Now 33, Prum looks out the window in Malai, perplexed by the changes that have transformed the place over the past seven years.
"When I was here last, there was a roundabout," he says. "Now I'm lost, because they removed the traffic circle."
It's midnight, and Prum cruises slowly through the dark. He is looking for his trafficker.
A Network Of Traffickers
The man who sold Vannak Prum
into these conditions is part of a loose network of human traffickers
that stretches from the bustling ports of Thailand, deep into remote
villages in neighboring Cambodia and Myanmar.
Malai's district chief, Tep
Khunnal, says traffickers move people through the area's illegal border
crossings with the help of the Cambodian military and police.
Stranded At Sea
"I don't know if the Thai side
takes money," he says, "but I know they take it on the Cambodian side."
Khunnal says he wants to address the problem, but too many people profit
from human smuggling.
In Prum's case, he met a taxi
driver who convinced him to search for better paying work in Thailand.
When the driver brought him to Malai, Prum was introduced to a man who
was a trafficker, but Prum got cold feet and tried to back out.
The driver, however, presented
Prum with a $12 tab for the trip, which Prum couldn't pay. The
trafficker then stepped in and paid the fare, and that effectively
sealed Prum's fate.
The trafficker then sold Prum to
another set of smugglers in Thailand. The driver turned a profit, the
trafficker turned a profit, the local money changer turned a profit —
and Prum was locked up in a Thai port.
Prum pressed his face against a crack in the building.
"I saw the sea and boats," he says. "That's when I realized I was trafficked."
Officials Get A Cut
Phil Robertson of Human Rights Watch says Thai police also profit off of men like Prum.

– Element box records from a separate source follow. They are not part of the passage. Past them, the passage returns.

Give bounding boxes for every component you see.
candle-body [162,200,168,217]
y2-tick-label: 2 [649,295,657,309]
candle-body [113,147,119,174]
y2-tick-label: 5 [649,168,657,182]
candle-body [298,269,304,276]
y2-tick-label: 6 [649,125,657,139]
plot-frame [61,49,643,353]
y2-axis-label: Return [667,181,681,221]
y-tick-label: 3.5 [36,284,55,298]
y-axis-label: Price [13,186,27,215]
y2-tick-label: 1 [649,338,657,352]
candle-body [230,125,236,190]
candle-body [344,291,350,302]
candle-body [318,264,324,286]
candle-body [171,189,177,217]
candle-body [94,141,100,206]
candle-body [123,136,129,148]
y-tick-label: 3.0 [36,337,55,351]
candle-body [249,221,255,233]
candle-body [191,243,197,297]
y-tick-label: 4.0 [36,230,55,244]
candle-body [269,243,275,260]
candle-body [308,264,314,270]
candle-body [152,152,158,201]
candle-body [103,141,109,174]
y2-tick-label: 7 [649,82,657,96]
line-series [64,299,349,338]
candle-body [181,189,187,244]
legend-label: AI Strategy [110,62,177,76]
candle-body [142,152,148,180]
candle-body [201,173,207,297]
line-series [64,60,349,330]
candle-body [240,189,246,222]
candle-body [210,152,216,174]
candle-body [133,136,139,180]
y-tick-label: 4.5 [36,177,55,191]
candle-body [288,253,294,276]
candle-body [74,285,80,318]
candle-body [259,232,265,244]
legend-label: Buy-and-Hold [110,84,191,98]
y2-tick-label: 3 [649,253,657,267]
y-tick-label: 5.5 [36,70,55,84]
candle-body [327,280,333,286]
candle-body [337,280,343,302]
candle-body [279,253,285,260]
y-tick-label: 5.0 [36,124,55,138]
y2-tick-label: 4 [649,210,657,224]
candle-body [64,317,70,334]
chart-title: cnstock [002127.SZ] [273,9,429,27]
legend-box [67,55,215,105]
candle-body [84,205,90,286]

"Most of the time when migrants
are arrested, the police aren't planning to make a case or hand them
over to immigration, as they're required to do," he says. "What they're
doing is holding them and then trying to extort money out of them."
Thai police aren't alone.
"Every part of the Thai officers
will benefit from this — the province, police, labor officers," says
former Marine Police Commander Surapol Thuanthong. "They all get bribes
from illegal migrants and related businesses."
Thuanthong says Thailand's
Marine Police have tried to convince the Thai government to make the
workers legal so they can be tracked and protected — but the sheer
number of undocumented workers makes it impossible.

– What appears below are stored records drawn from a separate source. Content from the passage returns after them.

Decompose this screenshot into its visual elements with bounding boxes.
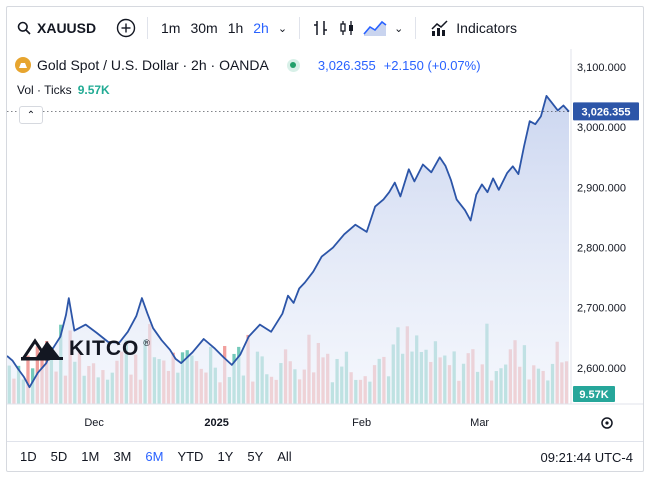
last-price-label: 3,026.355 — [582, 106, 631, 118]
axis-settings-gear-icon — [601, 417, 613, 429]
indicators-icon — [431, 20, 448, 36]
toolbar: XAUUSD 1m 30m 1h 2h ⌄ ⌄ Indicators — [7, 7, 643, 49]
interval-chevron-down-icon[interactable]: ⌄ — [277, 22, 288, 35]
range-1m[interactable]: 1M — [81, 449, 100, 464]
legend-collapse-button[interactable]: ⌃ — [19, 106, 43, 124]
legend-main: Gold Spot / U.S. Dollar · 2h · OANDA 3,0… — [15, 57, 481, 73]
y-tick-label: 2,800.000 — [577, 243, 626, 255]
interval-1h[interactable]: 1h — [227, 20, 244, 36]
area-style-icon[interactable] — [360, 15, 390, 41]
range-ytd[interactable]: YTD — [177, 449, 204, 464]
y-tick-label: 2,700.000 — [577, 303, 626, 315]
chevron-up-icon: ⌃ — [26, 109, 36, 121]
y-tick-label: 3,100.000 — [577, 62, 626, 74]
legend-price: 3,026.355 — [317, 57, 376, 73]
volume-badge-label: 9.57K — [579, 389, 608, 401]
clock-readout: 09:21:44 UTC-4 — [540, 450, 634, 465]
range-1y[interactable]: 1Y — [217, 449, 234, 464]
range-6m[interactable]: 6M — [145, 449, 164, 464]
indicators-button[interactable]: Indicators — [430, 19, 517, 37]
bar-chart-style-icon[interactable] — [308, 15, 334, 41]
legend-title: Gold Spot / U.S. Dollar · 2h · OANDA — [37, 57, 269, 73]
volume-badge — [573, 386, 615, 402]
range-5d[interactable]: 5D — [50, 449, 68, 464]
range-5y[interactable]: 5Y — [247, 449, 264, 464]
toolbar-divider — [147, 17, 148, 39]
candles-style-icon[interactable] — [334, 15, 360, 41]
toolbar-divider — [299, 17, 301, 39]
interval-30m[interactable]: 30m — [190, 20, 218, 36]
range-1d[interactable]: 1D — [20, 449, 37, 464]
price-line — [7, 95, 570, 389]
y-tick-label: 2,600.000 — [577, 363, 626, 375]
x-tick-label: Feb — [352, 417, 371, 429]
last-price-badge — [573, 102, 639, 121]
symbol-search[interactable]: XAUUSD — [17, 20, 113, 36]
interval-1m[interactable]: 1m — [161, 20, 181, 36]
legend-change: +2.150 (+0.07%) — [383, 57, 481, 73]
kitco-watermark: KITCO ® — [21, 337, 150, 361]
x-tick-label: Mar — [470, 417, 489, 429]
x-tick-label: Dec — [84, 417, 104, 429]
vol-label: Vol · Ticks — [17, 83, 72, 97]
toolbar-divider — [415, 17, 417, 39]
chart-frame: XAUUSD 1m 30m 1h 2h ⌄ ⌄ Indicators — [6, 6, 644, 472]
compare-add-button[interactable] — [113, 15, 139, 41]
watermark-text: KITCO — [69, 337, 140, 360]
indicators-label: Indicators — [456, 20, 517, 36]
y-tick-label: 3,000.000 — [577, 122, 626, 134]
volume-bar — [26, 355, 30, 404]
price-chart[interactable]: 2,600.000 2,700.000 2,800.000 2,900.000 3,00… — [7, 49, 643, 439]
market-open-icon — [286, 58, 300, 72]
search-icon — [17, 21, 31, 35]
gold-coin-icon — [15, 57, 31, 73]
plus-circle-icon — [116, 18, 136, 38]
interval-2h[interactable]: 2h — [253, 20, 269, 36]
x-tick-label: 2025 — [204, 417, 228, 429]
symbol-label: XAUUSD — [37, 20, 97, 36]
range-all[interactable]: All — [277, 449, 292, 464]
range-3m[interactable]: 3M — [113, 449, 132, 464]
y-tick-label: 2,900.000 — [577, 182, 626, 194]
legend-volume: Vol · Ticks 9.57K — [17, 83, 110, 97]
style-chevron-down-icon[interactable]: ⌄ — [394, 22, 404, 35]
range-bar: 1D 5D 1M 3M 6M YTD 1Y 5Y All 09:21:44 UT… — [7, 441, 643, 471]
price-area-fill — [7, 95, 569, 405]
vol-value: 9.57K — [77, 83, 110, 97]
kitco-logo-icon — [21, 338, 63, 361]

"[The government] says it's too many and will affect the stability of the country," he says. "So they don't do anything."

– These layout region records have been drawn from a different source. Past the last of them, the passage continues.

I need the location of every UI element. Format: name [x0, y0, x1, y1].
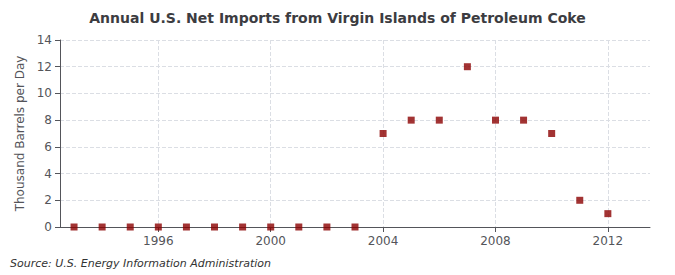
svg-text:2008: 2008 [480, 234, 511, 248]
svg-text:4: 4 [44, 167, 52, 181]
svg-text:2012: 2012 [593, 234, 624, 248]
svg-text:8: 8 [44, 113, 52, 127]
svg-text:1996: 1996 [143, 234, 174, 248]
svg-text:Source: U.S. Energy Informatio: Source: U.S. Energy Information Administ… [10, 257, 271, 270]
svg-text:10: 10 [37, 86, 52, 100]
svg-text:2004: 2004 [368, 234, 399, 248]
svg-text:Thousand Barrels per Day: Thousand Barrels per Day [13, 56, 27, 213]
svg-text:14: 14 [37, 33, 52, 47]
svg-text:Annual U.S. Net Imports from V: Annual U.S. Net Imports from Virgin Isla… [89, 10, 585, 26]
svg-text:0: 0 [44, 220, 52, 234]
svg-text:2: 2 [44, 193, 52, 207]
svg-text:12: 12 [37, 60, 52, 74]
svg-text:6: 6 [44, 140, 52, 154]
svg-text:2000: 2000 [255, 234, 286, 248]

Building A System To Track Workers
Sirichai-Ekawat says the
National Fisheries Association of Thailand is trying to establish
recruitment centers to register and track workers willing to work Thai
boats.
If it works, legalizing workers
could undercut the black market in men. But it's too soon to tell if
that plan will work. In the meantime, men like Prum continue to be sold
onto the seas against their will.
This river of men weighs heavily on Prum's mind as he winds through Malai.
"I wanted to come help so
Cambodians wouldn't go work in a foreign country," he says. "And now you
see everything has changed completely — the road, the house —
everything."
Prum didn't find his trafficker. He slumps against the car door.
If he had found him, what would he have done?
"I was angry before," says Prum,
"because he did a bad thing. But now I don't feel any anger or revenge
at all. I wanted to find him and tell him not to do this job anymore
because it does harm. "
With that, the car turns around
and drives past the empty money-changing stalls and the restaurants with
cots for border-crossers set up in back. Prum keeps his gaze straight
ahead as he leaves Malai. He doesn't say a word.
Several groups are helping
ex-fishermen get back to their home countries and are supporting them
once they get there. They include Tenaganita, Healthcare Center for Children, the Labor Protection Network and LICADHO. The Made in a Free World app lets you ask brands about labor practices in their supply chain as you shop.